TV Asahi Holdings' annual meeting on June 26 mixed a routine payout decision with a distinctly less routine set of governance demands. The company said shareholders approved a year-end dividend of ¥40 a share, made up of a ¥30 ordinary dividend and a ¥10 special dividend, with 92.83 per cent support. But the more revealing part of the filing was a set of five shareholder proposals that tried to move editorial and advertising questions into the company's articles of incorporation.
| Proposal | Sponsor | Key term |
|---|---|---|
| 1 | Company | Year-end dividend of ¥40 per share, made up of ¥30 ordinary and ¥10 special |
| 2 | Company | Elect nine directors other than audit and supervisory committee members |
| 3 | Shareholder | Add a corporate-purpose clause on fair journalism reaffirming political neutrality, truth and autonomy under Broadcasting Act Article 1 |
| 4 | Shareholder | Expand the internet-content purpose to cover correcting erroneous content and proper management of social-media information |
| 5 | Shareholder | Require one-third of full-time directors to be female |
| 6 | Shareholder | Cap program advisory committee terms at 10 years for members and eight years for the chair |
| 7 | Shareholder | Add whistleblower protection and internal corrective efforts where programmes may blur advertising and editorial content |
The sharpest proposal would have added a new corporate-purpose clause on fair journalism, explicitly reaffirming political neutrality, truth and autonomy under Article 1 of Japan's Broadcasting Act. Another would have expanded the group's internet-content purpose so it covered correcting erroneous content and properly managing information on social media, not just producing, distributing and selling digital content.
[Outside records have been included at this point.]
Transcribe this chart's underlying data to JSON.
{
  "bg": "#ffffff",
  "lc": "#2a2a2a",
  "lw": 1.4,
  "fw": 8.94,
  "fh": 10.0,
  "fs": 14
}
Governance questions ran alongside content ones. One shareholder item sought a rule that one-third of full-time directors be female. Another proposed term limits for the program advisory committee, capping total service at 10 years for members and eight years for the chair, in an effort the filing says would revitalise the body.
The fifth proposal went after the old problem of where programming ends and advertising begins. Citing industry broadcast standards and the amended Act against Unjustifiable Premiums and Misleading Representations, shareholders asked TV Asahi to add whistleblower protection and internal corrective efforts if a programme was suspected of blurring the line between advertising and editorial content.
TV Asahi's own agenda in the filing also included the election of nine directors other than audit and supervisory committee members. The disclosure does not by itself amount to a policy shift. What it does show is where shareholder pressure landed at a major broadcaster: journalism standards, platform clean-up, diversity inside the full-time director ranks, and advertising compliance, all framed as proposed amendments to the articles of incorporation.